The event took place in Rawalpindi, eight miles south of the capital, Islamabad. Rawalpindi is the home of the military headquarters and the site where her father, the former Prime Minister Zulfikar Ali Bhutto, was hanged in 1979, after being deposed in a military coup.

Bhutto returned to Pakistan on Oct. 18, to run for office in the scheduled Jan. 8 elections. She was under death threats and while traveling from the Karach airport into the city, two bombs were exploded killing about 200 people.

Had Bhutto been elected and her Pakistan People's Party prevailed, it was almost certain that she would again become Prime Minister. Her two previous stints as prime minister ended with charges of alleged corruption and she went into self-imposed exile in Dubai.

President Pervez Musharraf had earlier declared a state of emergency and imposed martial law upon the country. It was just before the supreme court, whose justices he had appointed, were about to hand down an opinion that would have required Musharraf to give up his role as head of the military to run for president. Ironically, Musharraf gave up his general’s uniform shortly after restoring freedoms.
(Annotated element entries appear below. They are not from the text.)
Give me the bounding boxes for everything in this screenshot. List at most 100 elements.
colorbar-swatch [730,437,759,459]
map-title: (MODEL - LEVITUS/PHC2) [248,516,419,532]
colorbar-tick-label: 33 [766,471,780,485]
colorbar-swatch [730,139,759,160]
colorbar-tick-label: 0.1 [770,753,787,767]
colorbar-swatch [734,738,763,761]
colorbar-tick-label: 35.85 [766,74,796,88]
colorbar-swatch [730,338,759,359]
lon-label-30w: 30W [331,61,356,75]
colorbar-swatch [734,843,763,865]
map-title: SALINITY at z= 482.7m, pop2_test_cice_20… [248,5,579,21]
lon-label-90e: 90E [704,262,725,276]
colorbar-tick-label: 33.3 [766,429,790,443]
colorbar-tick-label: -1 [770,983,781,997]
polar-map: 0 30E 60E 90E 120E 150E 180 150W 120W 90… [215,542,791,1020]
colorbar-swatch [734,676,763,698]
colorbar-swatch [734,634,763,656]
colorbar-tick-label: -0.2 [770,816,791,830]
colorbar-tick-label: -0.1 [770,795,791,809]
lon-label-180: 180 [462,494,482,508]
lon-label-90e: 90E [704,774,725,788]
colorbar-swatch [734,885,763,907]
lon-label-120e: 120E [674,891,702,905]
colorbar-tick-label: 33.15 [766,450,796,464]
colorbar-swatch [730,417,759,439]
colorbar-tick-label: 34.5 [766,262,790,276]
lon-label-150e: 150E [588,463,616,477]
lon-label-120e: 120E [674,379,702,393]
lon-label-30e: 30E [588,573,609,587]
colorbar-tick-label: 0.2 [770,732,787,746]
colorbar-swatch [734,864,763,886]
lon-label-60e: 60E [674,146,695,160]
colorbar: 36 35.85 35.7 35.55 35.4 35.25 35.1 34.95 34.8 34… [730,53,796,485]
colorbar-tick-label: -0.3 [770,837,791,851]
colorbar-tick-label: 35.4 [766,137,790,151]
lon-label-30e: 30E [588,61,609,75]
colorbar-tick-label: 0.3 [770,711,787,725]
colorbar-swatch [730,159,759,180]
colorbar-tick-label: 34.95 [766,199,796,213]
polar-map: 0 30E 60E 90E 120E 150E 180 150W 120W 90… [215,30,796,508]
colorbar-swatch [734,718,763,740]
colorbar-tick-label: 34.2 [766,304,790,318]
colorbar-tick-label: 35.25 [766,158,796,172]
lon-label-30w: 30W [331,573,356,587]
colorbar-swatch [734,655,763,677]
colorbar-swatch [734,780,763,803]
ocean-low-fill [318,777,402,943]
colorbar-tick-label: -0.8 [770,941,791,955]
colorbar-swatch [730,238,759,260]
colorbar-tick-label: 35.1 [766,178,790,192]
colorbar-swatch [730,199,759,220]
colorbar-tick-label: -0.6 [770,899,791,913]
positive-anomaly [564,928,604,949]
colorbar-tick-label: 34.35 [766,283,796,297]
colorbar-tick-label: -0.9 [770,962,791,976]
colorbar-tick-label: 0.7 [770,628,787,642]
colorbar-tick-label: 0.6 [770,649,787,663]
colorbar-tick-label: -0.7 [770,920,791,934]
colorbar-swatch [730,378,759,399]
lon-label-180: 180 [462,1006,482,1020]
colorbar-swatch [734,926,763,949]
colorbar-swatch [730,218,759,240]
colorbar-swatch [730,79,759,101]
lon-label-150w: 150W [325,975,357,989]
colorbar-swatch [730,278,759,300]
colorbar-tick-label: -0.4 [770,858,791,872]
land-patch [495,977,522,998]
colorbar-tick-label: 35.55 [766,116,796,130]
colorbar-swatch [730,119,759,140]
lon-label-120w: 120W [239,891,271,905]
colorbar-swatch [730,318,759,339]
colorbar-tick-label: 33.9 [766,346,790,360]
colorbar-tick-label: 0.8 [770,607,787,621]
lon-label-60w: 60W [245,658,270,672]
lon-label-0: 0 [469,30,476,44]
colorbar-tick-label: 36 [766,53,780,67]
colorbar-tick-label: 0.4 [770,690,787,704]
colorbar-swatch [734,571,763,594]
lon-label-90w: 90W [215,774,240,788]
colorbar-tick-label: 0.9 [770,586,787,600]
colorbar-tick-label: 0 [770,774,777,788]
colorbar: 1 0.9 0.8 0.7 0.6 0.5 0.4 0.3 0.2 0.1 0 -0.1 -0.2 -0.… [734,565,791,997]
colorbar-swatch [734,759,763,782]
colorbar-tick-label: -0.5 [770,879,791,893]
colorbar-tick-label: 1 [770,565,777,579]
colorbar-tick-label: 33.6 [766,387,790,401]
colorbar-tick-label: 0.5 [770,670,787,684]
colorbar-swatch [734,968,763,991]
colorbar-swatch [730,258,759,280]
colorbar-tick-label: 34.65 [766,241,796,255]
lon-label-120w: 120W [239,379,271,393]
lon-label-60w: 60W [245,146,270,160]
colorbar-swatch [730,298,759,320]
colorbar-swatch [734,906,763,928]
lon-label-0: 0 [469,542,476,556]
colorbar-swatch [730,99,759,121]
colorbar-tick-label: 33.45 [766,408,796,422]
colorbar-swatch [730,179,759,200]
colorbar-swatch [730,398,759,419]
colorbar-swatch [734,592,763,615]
He did not restore the supreme court justices to their positions.

Pakistan is a vital ally to the U.S. and holds an important role in fighting terrorism. It also poses potential threat as a nuclear power. It is one of the few democracies from the Middle East across the Asian continent, though it borders the largest democracy in the world, India. They are no friends as they have always had differences over land disputes and religion.

The democratic process in Kenya and Pakistan is clearly stressed.

So, what does this have to do with our democracy?

This week, the election process in our country takes its first formal steps with the Iowa caucus and then the New Hampshire primary. They will, in all likelihood, eliminate many if not most of the candidates in both parties.

As messy as our politics are, our history has had its share of violence.

In 1968, the assassination of Robert Kennedy during the primary season resulted in Hubert Humphery, left, becoming the Democratic Party’s candidate against Republican Richard Nixon, right.

In 1972, Democratic Party nomination hopeful, Alabama Gov. George Wallace was the victim of a would-be assassin in a Laurel, Md., shopping center. He is seen here, sitting in a wheelchair, at the top of the podium, behind President Richard Nixon, during his second inaguration, Jan. 20, 1973.

It is doubtful that our election process will not be an orderly affair. There is a fair amount of criticism about how the relatively small state populations of Iowa and New Hampshire are likely to determine the candidates for the general election. It is the nature of the process that allows for quick and almost certain lethal blows to be administered to candidates’ campaigns that do not charm the early primary voters. The political pollsters will argue that if you can’t energize the cold weather voters, you’re not going to do any better in the other, later primaries.

What is happening in the world is evidence of how fragile democracies also can be.